Within a week, those efforts led to the development of locally manufactured prototypes that Carla Yost, chief nursing and quality officer, and Karen Bally, director of Infection Control, took on March 26 to the intensive care units at Ascension Via St. Francis to get input from physicians and nurses.
"I think I am going to cry," Terri Ramsey, a registered nurse in the Cardiac Intensive Care Unit, told Yost and Bally upon learning that once given the thumbs up, thousands of the locally produced face masks and shields could soon supplement the hospitals' PPE inventory. "I could give you a hug."
Ipeco, a Wichita aircraft executive cabin seating firm, will be making the face masks using two-ply spun polypropylene that the hospital typically discards once the sterile instrument trays it covers have been unwrapped. Ipeco has agreed to produce at cost 250 or more face masks per day, helping keep caregivers at Ascension Via Christi safe and provide work for as many Ipeco employees as possible.
“I can’t express in words how grateful our team is to be able to participate in this community effort and how very proud we are of our employees stepping up to help with this critical need,” says Dwight Boyce, quality manager for Ipeco, which delivered its first batch of masks to St. Francis four days later. “It is a wonderful feeling knowing we are helping the medical professionals on the front line."
Production of the plastic face shields is being coordinated by Teddy Wisely, a Wichita Police Department sergeant who has assembled a group of area labs that collectively have nearly five dozen 3-D printers. That group includes Wichita State University's Innovation Lab and Go Create, Groover Labs, McConnell Air Force Base's XPS Innovation Lab, Pittsburg State University and Gregory, a custom sign and graphics company in Hutchinson, as well as individuals.

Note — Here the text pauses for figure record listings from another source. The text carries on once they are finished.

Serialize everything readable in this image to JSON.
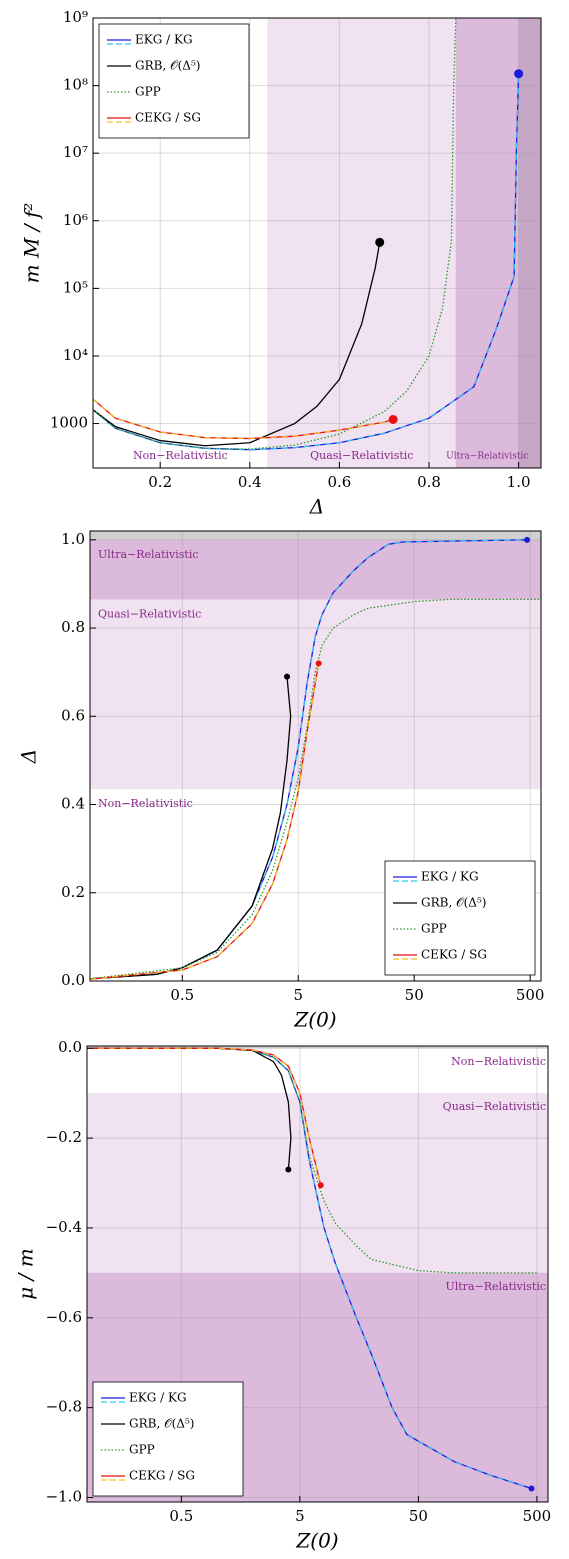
{
  "chart_data": [
    {
      "type": "line",
      "xlabel": "Δ",
      "ylabel": "m M / f²",
      "xlog": false,
      "ylog": true,
      "grid": true,
      "legend": "upper left",
      "xlim": [
        0.05,
        1.05
      ],
      "ylim": [
        220,
        1000000000
      ],
      "xticks": [
        0.2,
        0.4,
        0.6,
        0.8,
        {
          "value": 1,
          "label": "1.0"
        }
      ],
      "yticks": [
        1000,
        {
          "value": 10000,
          "label": "10⁴"
        },
        {
          "value": 100000,
          "label": "10⁵"
        },
        {
          "value": 1000000,
          "label": "10⁶"
        },
        {
          "value": 10000000,
          "label": "10⁷"
        },
        {
          "value": 100000000,
          "label": "10⁸"
        },
        {
          "value": 1000000000,
          "label": "10⁹"
        }
      ],
      "regions": [
        {
          "name": "Non−Relativistic",
          "axis": "x",
          "range": [
            0,
            0.44
          ],
          "color": "#ffffff"
        },
        {
          "name": "Quasi−Relativistic",
          "axis": "x",
          "range": [
            0.44,
            0.86
          ],
          "color": "#f0e2f0"
        },
        {
          "name": "Ultra−Relativistic",
          "axis": "x",
          "range": [
            0.86,
            1.0
          ],
          "color": "#dcbadc"
        }
      ],
      "series": [
        {
          "name": "EKG / KG",
          "color": "#1a1adc",
          "overlay_color": "#2ec8f0",
          "style": "solid",
          "end_marker": true,
          "x": [
            0.05,
            0.1,
            0.2,
            0.3,
            0.4,
            0.5,
            0.6,
            0.7,
            0.8,
            0.9,
            0.95,
            0.99,
            0.995,
            1.0
          ],
          "values": [
            1600,
            850,
            520,
            430,
            410,
            440,
            520,
            720,
            1200,
            3500,
            25000,
            150000,
            10000000,
            150000000
          ]
        },
        {
          "name": "GRB, 𝒪(Δ⁵)",
          "color": "#000000",
          "style": "solid",
          "end_marker": true,
          "x": [
            0.05,
            0.1,
            0.2,
            0.3,
            0.4,
            0.5,
            0.55,
            0.6,
            0.65,
            0.68,
            0.69
          ],
          "values": [
            1600,
            900,
            560,
            470,
            520,
            1000,
            1800,
            4500,
            30000,
            200000,
            480000
          ]
        },
        {
          "name": "GPP",
          "color": "#2a9a2a",
          "style": "dotted",
          "end_marker": false,
          "x": [
            0.05,
            0.1,
            0.2,
            0.3,
            0.4,
            0.5,
            0.6,
            0.7,
            0.75,
            0.8,
            0.83,
            0.85,
            0.855,
            0.86
          ],
          "values": [
            1600,
            850,
            520,
            430,
            420,
            480,
            700,
            1500,
            3000,
            10000,
            50000,
            500000,
            100000000,
            1000000000
          ]
        },
        {
          "name": "CEKG / SG",
          "color": "#e81010",
          "overlay_color": "#f0c020",
          "style": "solid",
          "end_marker": true,
          "x": [
            0.05,
            0.1,
            0.2,
            0.3,
            0.4,
            0.5,
            0.6,
            0.7,
            0.72
          ],
          "values": [
            2300,
            1200,
            750,
            620,
            600,
            650,
            800,
            1050,
            1150
          ]
        }
      ]
    },
    {
      "type": "line",
      "xlabel": "Z(0)",
      "ylabel": "Δ",
      "xlog": true,
      "ylog": false,
      "grid": true,
      "legend": "lower right",
      "xlim": [
        0.08,
        620
      ],
      "ylim": [
        0,
        1.02
      ],
      "xticks": [
        0.5,
        5,
        50,
        500
      ],
      "yticks": [
        {
          "value": 0,
          "label": "0.0"
        },
        0.2,
        0.4,
        0.6,
        0.8,
        {
          "value": 1,
          "label": "1.0"
        }
      ],
      "regions": [
        {
          "name": "Non−Relativistic",
          "axis": "y",
          "range": [
            0,
            0.435
          ],
          "color": "#ffffff"
        },
        {
          "name": "Quasi−Relativistic",
          "axis": "y",
          "range": [
            0.435,
            0.865
          ],
          "color": "#f0e2f0"
        },
        {
          "name": "Ultra−Relativistic",
          "axis": "y",
          "range": [
            0.865,
            1.0
          ],
          "color": "#dcbadc"
        }
      ],
      "series": [
        {
          "name": "EKG / KG",
          "color": "#1a1adc",
          "overlay_color": "#2ec8f0",
          "style": "solid",
          "end_marker": true,
          "x": [
            0.08,
            0.3,
            0.5,
            1,
            2,
            3,
            4,
            5,
            6,
            7,
            8,
            10,
            15,
            20,
            30,
            40,
            100,
            470
          ],
          "values": [
            0.005,
            0.015,
            0.03,
            0.07,
            0.17,
            0.28,
            0.4,
            0.53,
            0.68,
            0.78,
            0.83,
            0.88,
            0.93,
            0.96,
            0.99,
            0.995,
            0.997,
            1.0
          ]
        },
        {
          "name": "GRB, 𝒪(Δ⁵)",
          "color": "#000000",
          "style": "solid",
          "end_marker": true,
          "x": [
            0.08,
            0.3,
            0.5,
            1,
            2,
            3,
            3.5,
            4,
            4.3,
            4
          ],
          "values": [
            0.005,
            0.015,
            0.03,
            0.07,
            0.17,
            0.3,
            0.38,
            0.5,
            0.6,
            0.69
          ]
        },
        {
          "name": "GPP",
          "color": "#2a9a2a",
          "style": "dotted",
          "end_marker": false,
          "x": [
            0.08,
            0.5,
            1,
            2,
            3,
            4,
            5,
            6,
            7,
            8,
            10,
            15,
            20,
            50,
            100,
            620
          ],
          "values": [
            0.005,
            0.03,
            0.065,
            0.15,
            0.25,
            0.36,
            0.46,
            0.58,
            0.7,
            0.76,
            0.8,
            0.83,
            0.845,
            0.86,
            0.865,
            0.865
          ]
        },
        {
          "name": "CEKG / SG",
          "color": "#e81010",
          "overlay_color": "#f0c020",
          "style": "solid",
          "end_marker": true,
          "x": [
            0.08,
            0.5,
            1,
            2,
            3,
            4,
            5,
            6,
            7.5
          ],
          "values": [
            0.004,
            0.025,
            0.055,
            0.13,
            0.22,
            0.32,
            0.43,
            0.57,
            0.72
          ]
        }
      ]
    },
    {
      "type": "line",
      "xlabel": "Z(0)",
      "ylabel": "μ / m",
      "xlog": true,
      "ylog": false,
      "grid": true,
      "legend": "lower left",
      "xlim": [
        0.08,
        620
      ],
      "ylim": [
        -1.01,
        0.005
      ],
      "xticks": [
        0.5,
        5,
        50,
        500
      ],
      "yticks": [
        {
          "value": 0,
          "label": "0.0"
        },
        {
          "value": -0.2,
          "label": "−0.2"
        },
        {
          "value": -0.4,
          "label": "−0.4"
        },
        {
          "value": -0.6,
          "label": "−0.6"
        },
        {
          "value": -0.8,
          "label": "−0.8"
        },
        {
          "value": -1,
          "label": "−1.0"
        }
      ],
      "regions": [
        {
          "name": "Non−Relativistic",
          "axis": "y",
          "range": [
            -0.1,
            0
          ],
          "color": "#ffffff"
        },
        {
          "name": "Quasi−Relativistic",
          "axis": "y",
          "range": [
            -0.5,
            -0.1
          ],
          "color": "#f0e2f0"
        },
        {
          "name": "Ultra−Relativistic",
          "axis": "y",
          "range": [
            -1.01,
            -0.5
          ],
          "color": "#dcbadc"
        }
      ],
      "series": [
        {
          "name": "EKG / KG",
          "color": "#1a1adc",
          "overlay_color": "#2ec8f0",
          "style": "solid",
          "end_marker": true,
          "x": [
            0.08,
            1,
            2,
            3,
            4,
            5,
            6,
            8,
            10,
            15,
            20,
            30,
            40,
            100,
            200,
            450
          ],
          "values": [
            0,
            0,
            -0.005,
            -0.02,
            -0.05,
            -0.12,
            -0.25,
            -0.4,
            -0.48,
            -0.6,
            -0.68,
            -0.8,
            -0.86,
            -0.92,
            -0.95,
            -0.98
          ]
        },
        {
          "name": "GRB, 𝒪(Δ⁵)",
          "color": "#000000",
          "style": "solid",
          "end_marker": true,
          "x": [
            0.08,
            1,
            2,
            3,
            3.5,
            4,
            4.2,
            4
          ],
          "values": [
            0,
            0,
            -0.005,
            -0.03,
            -0.06,
            -0.12,
            -0.2,
            -0.27
          ]
        },
        {
          "name": "GPP",
          "color": "#2a9a2a",
          "style": "dotted",
          "end_marker": false,
          "x": [
            0.08,
            1,
            2,
            3,
            4,
            5,
            6,
            8,
            10,
            15,
            20,
            50,
            100,
            500
          ],
          "values": [
            0,
            0,
            -0.005,
            -0.02,
            -0.05,
            -0.12,
            -0.24,
            -0.34,
            -0.39,
            -0.44,
            -0.47,
            -0.495,
            -0.5,
            -0.5
          ]
        },
        {
          "name": "CEKG / SG",
          "color": "#e81010",
          "overlay_color": "#f0c020",
          "style": "solid",
          "end_marker": true,
          "x": [
            0.08,
            1,
            2,
            3,
            4,
            5,
            6,
            7.5
          ],
          "values": [
            0,
            0,
            -0.004,
            -0.015,
            -0.04,
            -0.1,
            -0.2,
            -0.305
          ]
        }
      ]
    }
  ]
}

"Our original goal was to create and donate 1,000 high quality face shields for first responders and medical staff, but after working with staff we learned that would barely scratch the surface," says Wisely. The goal is now 7,000 and he is hoping to double the number of printers, which would allow the group to produce 200 - 300 face shields per day.
The majority of the face shields will go to Ascension Via Christi, Wisely says, but not all. The Via Christi Foundation is helping cover most of the material costs for the face shields, while Wisely is using crowdsourcing to cover the balance and purchase additional printers, which will be donated to area high schools once the need has passed.
On Monday, March 30, Wisely delivered approximately 150 face shields to Ascension Via Christi, where staff volunteers will assemble them for distribution.
"Our community is always so quick to step up to help, so I am not surprised by the support," says Alexander, who continues to receive daily calls from other businesses and individuals wanting to donate equipment, supplies and dollars to support the hospitals and caregivers as they prepare for what is expected to be a surge of COVID-19 patients. "What amazes me is how quickly this has gone from concept to supplies ready for use by our caregivers."
Meanwhile, Drosselmeyer and the other critical products managers at The Resource Group, an Ascension subsidiary, continue their efforts to source PPE and other critically needed hospital supplies and equipment through regional, national and international suppliers.
"Plus we continue to receive donations from other area businesses, schools and agencies," Drosselmeyer says. "That's all helping ensure that we have the supplies we need today and what we anticipate we will need in the weeks to come."